Потом, уже после развода, были у него и другие увлечения. Одна, на которой чуть было не женился, такая поначалу вдумчивая, говорившая о родстве душ, оказалась жесткой себялюбкой и вдобавок истеричкой. Расстались, еле в себя пришел... И снова нарвался. Новая была то ли авантюристкой и распутницей, то ли просто дурой, и от нее он тоже долго не мог отделаться. Не везло со слабым полом молодому тогда доценту Борисову. Ну и намучился он! Может, потому что с юности — весь в книгах, в увлекательных картинах истории, которую он так любил и хорошо понимал. А люди вокруг, особенно женщины, были менее понятны.
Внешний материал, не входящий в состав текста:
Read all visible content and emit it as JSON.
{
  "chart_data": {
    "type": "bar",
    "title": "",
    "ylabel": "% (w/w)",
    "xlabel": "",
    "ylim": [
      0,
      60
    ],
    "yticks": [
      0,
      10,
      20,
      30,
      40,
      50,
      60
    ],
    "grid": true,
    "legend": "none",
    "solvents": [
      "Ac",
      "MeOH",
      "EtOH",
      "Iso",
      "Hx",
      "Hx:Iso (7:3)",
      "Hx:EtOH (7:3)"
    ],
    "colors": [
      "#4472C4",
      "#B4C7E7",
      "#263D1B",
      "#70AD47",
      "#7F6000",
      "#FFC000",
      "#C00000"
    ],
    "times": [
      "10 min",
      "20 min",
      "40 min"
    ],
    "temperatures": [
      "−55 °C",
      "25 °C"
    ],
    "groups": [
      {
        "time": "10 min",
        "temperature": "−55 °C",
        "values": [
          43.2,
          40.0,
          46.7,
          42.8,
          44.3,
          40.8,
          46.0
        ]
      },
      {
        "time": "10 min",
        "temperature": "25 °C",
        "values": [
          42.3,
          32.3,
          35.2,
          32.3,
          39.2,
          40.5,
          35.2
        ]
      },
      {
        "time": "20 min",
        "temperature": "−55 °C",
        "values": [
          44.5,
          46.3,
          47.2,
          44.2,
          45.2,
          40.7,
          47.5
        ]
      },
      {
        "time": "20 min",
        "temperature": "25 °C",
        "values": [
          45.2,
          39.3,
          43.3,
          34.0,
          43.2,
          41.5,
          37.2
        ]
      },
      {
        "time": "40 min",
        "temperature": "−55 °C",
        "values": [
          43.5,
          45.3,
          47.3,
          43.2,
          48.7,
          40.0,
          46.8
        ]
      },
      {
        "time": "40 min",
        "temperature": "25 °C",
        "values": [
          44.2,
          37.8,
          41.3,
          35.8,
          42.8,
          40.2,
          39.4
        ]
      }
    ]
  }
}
Та встречная, в красном клетчатом пальто, давно уже миновала. Борисов отогнал воспоминания, вздохнул и мелко порадовался про себя, что все личные неприятности давно позади. Вот вернется он сейчас домой, в свое спокойное одиночество, в пыльное холостяцкое жилище... поест, включит приемник, завалится с книжкой на диван. Потом, может быть, засядет за работу; вся литература, справочный материал — на столе и под столом, всегда под рукой. И никто к нему не сунется. «Мой дом — моя крепость», банально, но справедливо.

Как до умиления знакома эта всегдашняя дорога домой от института! Каждая скамеечка в сквере... Слегка забренчала струна за спиной, Борисов обернулся. На скамейке сгрудились стайкой подростки. Один с пышными до плеч патлами играл на банджо, от банджо тянулись провода, а из кармана куртки у мальчишки торчала фанерка с привинченными к ней батарейками. Борисов подошел, присел на скамейку рядом с ребятами, вытянул ноги, откинулся. Господи, как приятно развалиться на низкой обледенелой скамье! Не хотелось шевелиться, говорить, думать. Но все-таки сказал:

— Сам сделал? — кивнул на инструмент.

— Сам, — ответил мальчишка с банджо.

В куцей курточке, с лихо задранным воротником, без шапки, паренек, наверное, мерз. Полиловела от холода картофелина носа, щеки синие...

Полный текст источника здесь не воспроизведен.